Ultimately, ASUS is pursuing the same direction as other major providers featured at GTC 2026: selling AI factories as an integrated concept. The difference is their effort to cover nearly every tier—from rack-scale Rubin systems to desktop solutions with Grace Blackwell and localized agents with OpenShell and NemoClaw. This approach could be attractive for companies seeking a single technological reference from lab development all the way to production, but it also requires ASUS to prove in practice that such a comprehensive catalog can translate into homogeneous deployments, robust support, and real integration across distinct components.
What this announcement makes clear is that enterprise AI in 2026 is no longer sold as just a server with accelerators. It’s positioned as an ecosystem where power, cooling, software, storage, data sovereignty, and agent security are part of the same package. And ASUS wants to play a role in that conversation.
Frequently Asked Questions
What has ASUS presented at GTC 2026 for AI?
A new range of AI infrastructure based on NVIDIA Vera Rubin, including liquid-cooled rack-scale systems, hybrid and fully liquid servers, desktop systems for local AI development, and edge and enterprise solutions.

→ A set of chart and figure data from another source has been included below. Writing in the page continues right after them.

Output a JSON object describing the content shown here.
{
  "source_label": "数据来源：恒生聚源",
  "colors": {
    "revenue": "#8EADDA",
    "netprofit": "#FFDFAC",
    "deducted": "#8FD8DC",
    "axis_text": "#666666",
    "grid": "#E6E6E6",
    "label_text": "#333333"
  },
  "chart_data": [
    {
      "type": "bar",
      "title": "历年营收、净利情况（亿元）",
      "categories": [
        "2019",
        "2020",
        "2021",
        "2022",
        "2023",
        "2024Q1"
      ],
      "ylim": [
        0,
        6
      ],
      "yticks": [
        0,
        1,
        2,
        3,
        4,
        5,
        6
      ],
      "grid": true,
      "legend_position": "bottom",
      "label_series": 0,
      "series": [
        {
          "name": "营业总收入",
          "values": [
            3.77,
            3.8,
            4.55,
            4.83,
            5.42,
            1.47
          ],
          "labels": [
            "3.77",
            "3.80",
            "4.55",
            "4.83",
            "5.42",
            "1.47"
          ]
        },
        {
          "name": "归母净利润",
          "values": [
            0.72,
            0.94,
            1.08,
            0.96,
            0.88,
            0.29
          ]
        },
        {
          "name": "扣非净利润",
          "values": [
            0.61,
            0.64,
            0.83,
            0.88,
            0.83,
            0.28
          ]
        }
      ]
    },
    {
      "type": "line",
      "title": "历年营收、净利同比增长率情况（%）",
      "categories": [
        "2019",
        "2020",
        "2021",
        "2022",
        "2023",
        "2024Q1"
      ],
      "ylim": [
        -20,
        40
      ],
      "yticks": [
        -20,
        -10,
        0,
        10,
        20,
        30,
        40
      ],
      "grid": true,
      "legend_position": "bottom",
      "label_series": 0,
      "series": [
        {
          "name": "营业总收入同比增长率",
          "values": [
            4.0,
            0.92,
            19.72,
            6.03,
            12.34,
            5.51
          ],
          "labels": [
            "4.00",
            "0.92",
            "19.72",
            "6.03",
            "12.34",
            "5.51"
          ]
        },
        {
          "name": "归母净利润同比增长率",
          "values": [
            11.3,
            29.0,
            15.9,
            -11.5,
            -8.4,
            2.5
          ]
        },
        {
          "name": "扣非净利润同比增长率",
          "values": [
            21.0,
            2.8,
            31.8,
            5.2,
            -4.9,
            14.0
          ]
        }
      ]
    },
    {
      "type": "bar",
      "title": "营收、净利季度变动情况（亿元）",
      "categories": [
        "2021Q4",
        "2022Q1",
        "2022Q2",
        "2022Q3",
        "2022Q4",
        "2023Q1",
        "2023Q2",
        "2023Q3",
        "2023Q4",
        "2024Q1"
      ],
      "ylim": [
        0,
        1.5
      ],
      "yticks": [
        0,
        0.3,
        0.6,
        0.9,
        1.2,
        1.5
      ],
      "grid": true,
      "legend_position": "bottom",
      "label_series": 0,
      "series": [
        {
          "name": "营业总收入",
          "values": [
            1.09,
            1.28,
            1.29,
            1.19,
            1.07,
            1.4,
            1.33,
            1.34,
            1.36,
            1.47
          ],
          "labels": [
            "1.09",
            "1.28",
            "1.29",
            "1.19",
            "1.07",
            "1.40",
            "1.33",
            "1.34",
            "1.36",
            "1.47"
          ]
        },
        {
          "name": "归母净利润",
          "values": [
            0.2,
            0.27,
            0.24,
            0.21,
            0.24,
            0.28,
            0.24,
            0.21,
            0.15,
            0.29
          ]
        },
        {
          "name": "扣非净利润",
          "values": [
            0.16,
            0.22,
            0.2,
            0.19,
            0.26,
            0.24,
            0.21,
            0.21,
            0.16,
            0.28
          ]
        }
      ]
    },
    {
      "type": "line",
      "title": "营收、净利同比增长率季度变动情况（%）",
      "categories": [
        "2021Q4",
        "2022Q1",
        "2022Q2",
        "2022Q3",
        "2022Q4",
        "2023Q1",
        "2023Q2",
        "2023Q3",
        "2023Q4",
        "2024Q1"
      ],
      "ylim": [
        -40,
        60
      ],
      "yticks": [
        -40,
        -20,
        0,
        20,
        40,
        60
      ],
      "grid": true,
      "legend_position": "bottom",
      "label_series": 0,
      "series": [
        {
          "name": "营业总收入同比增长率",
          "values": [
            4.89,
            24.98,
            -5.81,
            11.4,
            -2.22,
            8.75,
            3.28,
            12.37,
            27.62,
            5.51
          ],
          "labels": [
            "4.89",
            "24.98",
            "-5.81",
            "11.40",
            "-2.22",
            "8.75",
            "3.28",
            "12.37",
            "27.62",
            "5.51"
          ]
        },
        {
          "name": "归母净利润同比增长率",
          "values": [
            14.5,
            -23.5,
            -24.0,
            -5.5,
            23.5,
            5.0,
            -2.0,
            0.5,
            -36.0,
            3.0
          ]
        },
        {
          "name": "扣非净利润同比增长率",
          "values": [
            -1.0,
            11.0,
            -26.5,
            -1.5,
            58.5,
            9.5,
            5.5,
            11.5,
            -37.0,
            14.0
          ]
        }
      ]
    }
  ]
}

What is ASUS AI POD with NVIDIA Vera Rubin NVL72?
It’s ASUS’s main solution for large-scale AI factories. Based on the NVIDIA Vera Rubin NVL72 platform, it’s designed for massive training and inference workloads with full liquid cooling.
What are NVIDIA NemoClaw and OpenShell used for in ASUS equipment?
They enable safer local execution of autonomous agents. NemoClaw installs OpenShell, adding isolation, permission controls, and privacy safeguards for always-on assistants and other agents based on OpenClaw.
Is ASUS AI Hub intended for companies that prefer not to use the cloud?
Yes. ASUS positions it as an on-premises solution for enterprise assistants, RAG workflows, and document AI, providing greater data sovereignty and local deployment within organizations.